Der finanzpolitische Sprecher der Unionsfraktion, Fritz Güntzler (CDU), knüpft eine Abschaffung der Bonpflicht an die geplante Einführung einer Registrierkassenpflicht. Statt einer schnellen vollständigen Abschaffung plädiert er für ein schrittweises Vorgehen, das Steuerbetrug eindämmen und Unternehmen gleichzeitig entlasten soll.

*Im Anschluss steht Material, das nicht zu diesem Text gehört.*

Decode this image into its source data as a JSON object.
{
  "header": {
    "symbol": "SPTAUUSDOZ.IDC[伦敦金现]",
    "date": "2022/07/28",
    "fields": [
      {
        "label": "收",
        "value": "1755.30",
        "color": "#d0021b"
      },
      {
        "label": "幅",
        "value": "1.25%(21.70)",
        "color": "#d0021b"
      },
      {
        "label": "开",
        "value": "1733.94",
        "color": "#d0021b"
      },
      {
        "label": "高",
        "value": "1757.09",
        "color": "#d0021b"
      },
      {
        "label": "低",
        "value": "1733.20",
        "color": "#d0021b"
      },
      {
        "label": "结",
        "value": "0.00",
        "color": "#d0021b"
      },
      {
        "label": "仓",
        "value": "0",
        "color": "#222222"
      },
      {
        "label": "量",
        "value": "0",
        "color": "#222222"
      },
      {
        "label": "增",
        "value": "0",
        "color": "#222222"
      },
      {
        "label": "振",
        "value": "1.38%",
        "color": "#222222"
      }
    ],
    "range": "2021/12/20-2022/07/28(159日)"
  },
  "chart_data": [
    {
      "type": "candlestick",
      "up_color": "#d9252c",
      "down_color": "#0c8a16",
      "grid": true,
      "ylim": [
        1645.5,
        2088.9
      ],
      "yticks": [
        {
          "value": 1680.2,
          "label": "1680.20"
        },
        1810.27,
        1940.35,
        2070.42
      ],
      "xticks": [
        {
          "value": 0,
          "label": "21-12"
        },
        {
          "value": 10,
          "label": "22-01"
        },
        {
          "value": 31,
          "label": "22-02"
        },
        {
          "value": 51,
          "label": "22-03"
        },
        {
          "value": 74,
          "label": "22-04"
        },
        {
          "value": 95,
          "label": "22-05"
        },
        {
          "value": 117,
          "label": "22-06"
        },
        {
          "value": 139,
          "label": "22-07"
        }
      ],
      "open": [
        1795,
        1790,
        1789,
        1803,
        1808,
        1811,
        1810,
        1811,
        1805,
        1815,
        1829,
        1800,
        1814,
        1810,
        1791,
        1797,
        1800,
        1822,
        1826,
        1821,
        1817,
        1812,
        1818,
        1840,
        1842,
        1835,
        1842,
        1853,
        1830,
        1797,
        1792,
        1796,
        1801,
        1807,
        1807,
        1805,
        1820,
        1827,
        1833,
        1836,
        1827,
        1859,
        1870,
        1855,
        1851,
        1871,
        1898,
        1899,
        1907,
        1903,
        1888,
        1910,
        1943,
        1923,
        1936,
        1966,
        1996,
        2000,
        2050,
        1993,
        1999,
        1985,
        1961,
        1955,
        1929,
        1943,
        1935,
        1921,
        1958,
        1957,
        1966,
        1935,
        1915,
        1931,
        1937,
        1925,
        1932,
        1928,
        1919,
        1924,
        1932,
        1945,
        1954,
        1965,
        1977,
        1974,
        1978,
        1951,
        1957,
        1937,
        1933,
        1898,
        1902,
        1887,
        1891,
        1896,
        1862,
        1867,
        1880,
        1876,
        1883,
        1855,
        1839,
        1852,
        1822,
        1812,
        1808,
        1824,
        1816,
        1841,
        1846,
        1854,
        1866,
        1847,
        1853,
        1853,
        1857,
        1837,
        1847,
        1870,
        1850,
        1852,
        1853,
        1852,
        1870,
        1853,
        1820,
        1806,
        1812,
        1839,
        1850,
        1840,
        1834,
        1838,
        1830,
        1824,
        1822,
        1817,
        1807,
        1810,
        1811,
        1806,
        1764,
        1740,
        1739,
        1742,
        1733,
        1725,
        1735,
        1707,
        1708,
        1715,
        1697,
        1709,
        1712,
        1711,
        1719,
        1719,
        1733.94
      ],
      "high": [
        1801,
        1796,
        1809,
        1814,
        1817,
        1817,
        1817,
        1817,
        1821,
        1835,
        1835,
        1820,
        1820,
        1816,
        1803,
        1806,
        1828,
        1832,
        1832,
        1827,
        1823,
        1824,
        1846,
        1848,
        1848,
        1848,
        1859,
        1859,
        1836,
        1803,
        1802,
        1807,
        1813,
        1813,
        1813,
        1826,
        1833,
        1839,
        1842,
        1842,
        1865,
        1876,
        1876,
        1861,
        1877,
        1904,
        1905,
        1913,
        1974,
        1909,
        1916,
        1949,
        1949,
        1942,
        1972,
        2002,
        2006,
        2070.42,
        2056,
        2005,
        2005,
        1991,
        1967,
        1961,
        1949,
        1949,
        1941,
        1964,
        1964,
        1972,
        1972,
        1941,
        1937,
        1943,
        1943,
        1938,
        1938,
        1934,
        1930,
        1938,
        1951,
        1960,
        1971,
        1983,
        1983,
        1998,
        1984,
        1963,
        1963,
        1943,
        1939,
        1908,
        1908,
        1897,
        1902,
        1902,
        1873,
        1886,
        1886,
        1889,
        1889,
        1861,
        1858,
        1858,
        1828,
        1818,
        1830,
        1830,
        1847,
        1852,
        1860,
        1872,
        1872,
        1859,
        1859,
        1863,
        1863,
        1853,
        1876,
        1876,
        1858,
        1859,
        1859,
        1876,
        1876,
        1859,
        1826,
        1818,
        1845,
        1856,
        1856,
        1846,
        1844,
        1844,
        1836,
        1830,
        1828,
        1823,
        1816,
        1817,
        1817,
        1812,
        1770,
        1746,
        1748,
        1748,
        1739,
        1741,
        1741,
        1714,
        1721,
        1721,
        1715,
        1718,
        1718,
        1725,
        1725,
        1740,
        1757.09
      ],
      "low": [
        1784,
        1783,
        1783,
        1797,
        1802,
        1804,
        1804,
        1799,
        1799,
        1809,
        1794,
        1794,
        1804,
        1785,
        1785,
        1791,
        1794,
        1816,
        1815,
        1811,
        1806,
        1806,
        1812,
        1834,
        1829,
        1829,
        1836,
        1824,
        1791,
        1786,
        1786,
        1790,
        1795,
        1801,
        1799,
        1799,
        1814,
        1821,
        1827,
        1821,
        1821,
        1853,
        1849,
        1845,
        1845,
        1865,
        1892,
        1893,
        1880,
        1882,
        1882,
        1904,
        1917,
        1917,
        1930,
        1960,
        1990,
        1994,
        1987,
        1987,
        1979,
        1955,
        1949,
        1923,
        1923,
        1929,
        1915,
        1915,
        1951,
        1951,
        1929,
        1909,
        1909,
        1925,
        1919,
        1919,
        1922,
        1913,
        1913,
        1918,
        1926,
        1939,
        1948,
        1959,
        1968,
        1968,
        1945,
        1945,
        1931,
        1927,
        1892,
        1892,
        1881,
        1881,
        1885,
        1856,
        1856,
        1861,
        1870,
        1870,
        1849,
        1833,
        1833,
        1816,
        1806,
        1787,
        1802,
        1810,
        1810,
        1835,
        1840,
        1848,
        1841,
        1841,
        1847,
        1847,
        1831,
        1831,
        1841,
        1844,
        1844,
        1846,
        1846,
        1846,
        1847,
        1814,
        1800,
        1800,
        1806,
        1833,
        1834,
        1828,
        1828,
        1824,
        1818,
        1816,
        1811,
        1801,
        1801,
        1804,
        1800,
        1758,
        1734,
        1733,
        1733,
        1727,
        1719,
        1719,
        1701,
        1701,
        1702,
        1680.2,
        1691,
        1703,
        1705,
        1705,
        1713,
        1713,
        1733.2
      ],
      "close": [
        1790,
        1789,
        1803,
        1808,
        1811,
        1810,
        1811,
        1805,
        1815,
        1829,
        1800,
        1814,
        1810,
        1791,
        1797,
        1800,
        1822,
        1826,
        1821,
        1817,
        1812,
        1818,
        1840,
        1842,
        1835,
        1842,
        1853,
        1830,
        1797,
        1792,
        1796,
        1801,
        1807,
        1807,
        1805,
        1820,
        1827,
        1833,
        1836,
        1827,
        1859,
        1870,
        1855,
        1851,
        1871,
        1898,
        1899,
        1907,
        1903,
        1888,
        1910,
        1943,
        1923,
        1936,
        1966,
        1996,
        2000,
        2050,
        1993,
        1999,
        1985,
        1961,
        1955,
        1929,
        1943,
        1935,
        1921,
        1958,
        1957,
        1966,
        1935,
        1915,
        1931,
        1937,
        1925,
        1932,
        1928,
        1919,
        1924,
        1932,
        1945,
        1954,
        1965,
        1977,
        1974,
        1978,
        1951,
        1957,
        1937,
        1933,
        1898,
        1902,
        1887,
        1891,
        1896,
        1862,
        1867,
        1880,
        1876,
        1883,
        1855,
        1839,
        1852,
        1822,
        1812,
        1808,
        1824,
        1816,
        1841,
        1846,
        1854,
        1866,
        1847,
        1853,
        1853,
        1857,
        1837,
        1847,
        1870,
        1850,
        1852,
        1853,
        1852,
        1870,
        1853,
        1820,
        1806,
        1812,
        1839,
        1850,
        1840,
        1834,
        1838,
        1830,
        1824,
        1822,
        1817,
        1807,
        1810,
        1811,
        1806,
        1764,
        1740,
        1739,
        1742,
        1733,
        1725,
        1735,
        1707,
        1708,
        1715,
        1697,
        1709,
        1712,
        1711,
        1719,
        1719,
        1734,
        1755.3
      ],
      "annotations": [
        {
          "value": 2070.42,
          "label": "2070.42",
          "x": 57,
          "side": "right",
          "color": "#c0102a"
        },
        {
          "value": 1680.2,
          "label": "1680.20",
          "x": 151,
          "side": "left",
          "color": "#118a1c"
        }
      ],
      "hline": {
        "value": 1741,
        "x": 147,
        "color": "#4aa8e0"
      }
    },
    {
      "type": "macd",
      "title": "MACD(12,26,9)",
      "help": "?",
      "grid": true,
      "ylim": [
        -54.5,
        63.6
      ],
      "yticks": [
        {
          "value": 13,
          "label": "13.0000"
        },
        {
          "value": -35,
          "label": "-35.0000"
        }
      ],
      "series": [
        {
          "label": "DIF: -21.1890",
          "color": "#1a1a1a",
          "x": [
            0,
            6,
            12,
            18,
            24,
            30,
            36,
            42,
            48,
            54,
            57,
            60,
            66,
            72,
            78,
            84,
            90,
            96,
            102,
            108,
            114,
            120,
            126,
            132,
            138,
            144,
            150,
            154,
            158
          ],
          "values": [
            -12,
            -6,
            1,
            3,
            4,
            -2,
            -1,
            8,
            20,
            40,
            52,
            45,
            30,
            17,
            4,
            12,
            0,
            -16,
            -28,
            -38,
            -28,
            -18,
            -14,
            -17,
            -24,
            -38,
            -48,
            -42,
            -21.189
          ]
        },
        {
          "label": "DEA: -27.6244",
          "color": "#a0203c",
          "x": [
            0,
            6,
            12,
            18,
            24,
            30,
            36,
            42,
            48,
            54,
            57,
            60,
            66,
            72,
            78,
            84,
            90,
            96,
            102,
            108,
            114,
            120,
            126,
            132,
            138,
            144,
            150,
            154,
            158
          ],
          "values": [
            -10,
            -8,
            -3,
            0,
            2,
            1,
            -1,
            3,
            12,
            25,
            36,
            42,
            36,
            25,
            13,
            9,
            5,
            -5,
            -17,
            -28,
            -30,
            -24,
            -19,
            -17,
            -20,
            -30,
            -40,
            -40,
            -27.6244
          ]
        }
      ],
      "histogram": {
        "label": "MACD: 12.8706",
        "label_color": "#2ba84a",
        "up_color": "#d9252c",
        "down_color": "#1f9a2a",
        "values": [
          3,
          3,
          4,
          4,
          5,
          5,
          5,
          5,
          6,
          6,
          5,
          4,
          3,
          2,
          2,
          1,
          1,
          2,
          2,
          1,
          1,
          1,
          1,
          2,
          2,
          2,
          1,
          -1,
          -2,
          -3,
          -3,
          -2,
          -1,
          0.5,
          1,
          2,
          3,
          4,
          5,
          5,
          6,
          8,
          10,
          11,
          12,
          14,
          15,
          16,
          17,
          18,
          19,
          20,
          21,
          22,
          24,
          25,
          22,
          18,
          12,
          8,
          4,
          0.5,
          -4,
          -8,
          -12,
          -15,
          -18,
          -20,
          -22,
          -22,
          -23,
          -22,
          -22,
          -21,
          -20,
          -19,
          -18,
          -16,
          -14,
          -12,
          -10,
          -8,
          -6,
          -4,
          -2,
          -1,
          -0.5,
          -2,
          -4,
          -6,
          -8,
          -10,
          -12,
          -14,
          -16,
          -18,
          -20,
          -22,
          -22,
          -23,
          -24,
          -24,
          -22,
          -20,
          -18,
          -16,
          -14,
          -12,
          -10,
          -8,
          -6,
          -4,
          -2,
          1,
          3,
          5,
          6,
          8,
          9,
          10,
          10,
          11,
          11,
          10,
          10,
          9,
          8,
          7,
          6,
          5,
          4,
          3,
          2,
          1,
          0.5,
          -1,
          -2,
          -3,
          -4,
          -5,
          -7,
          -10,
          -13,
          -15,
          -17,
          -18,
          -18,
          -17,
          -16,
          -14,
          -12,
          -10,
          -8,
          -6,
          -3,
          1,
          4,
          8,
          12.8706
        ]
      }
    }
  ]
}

Güntzler fordert Kopplung an Registrierkassenpflicht
Der finanzpolitische Sprecher der Unionsfraktion, Fritz Güntzler (CDU), spricht sich für eine Abschaffung der Bonpflicht erst zeitgleich mit der geplanten Einführung einer Registrierkassenpflicht aus. „Die Bonpflicht sollte aus unserer Sicht parallel zur Einführung der Registrierkassenpflicht ab 100.000 Euro Umsatz zum 1. Januar 2027 fallen“, sagte Güntzler den Zeitungen der Funke-Mediengruppe. Die konkrete Ausgestaltung der Regelungen werde demnach derzeit noch verhandelt.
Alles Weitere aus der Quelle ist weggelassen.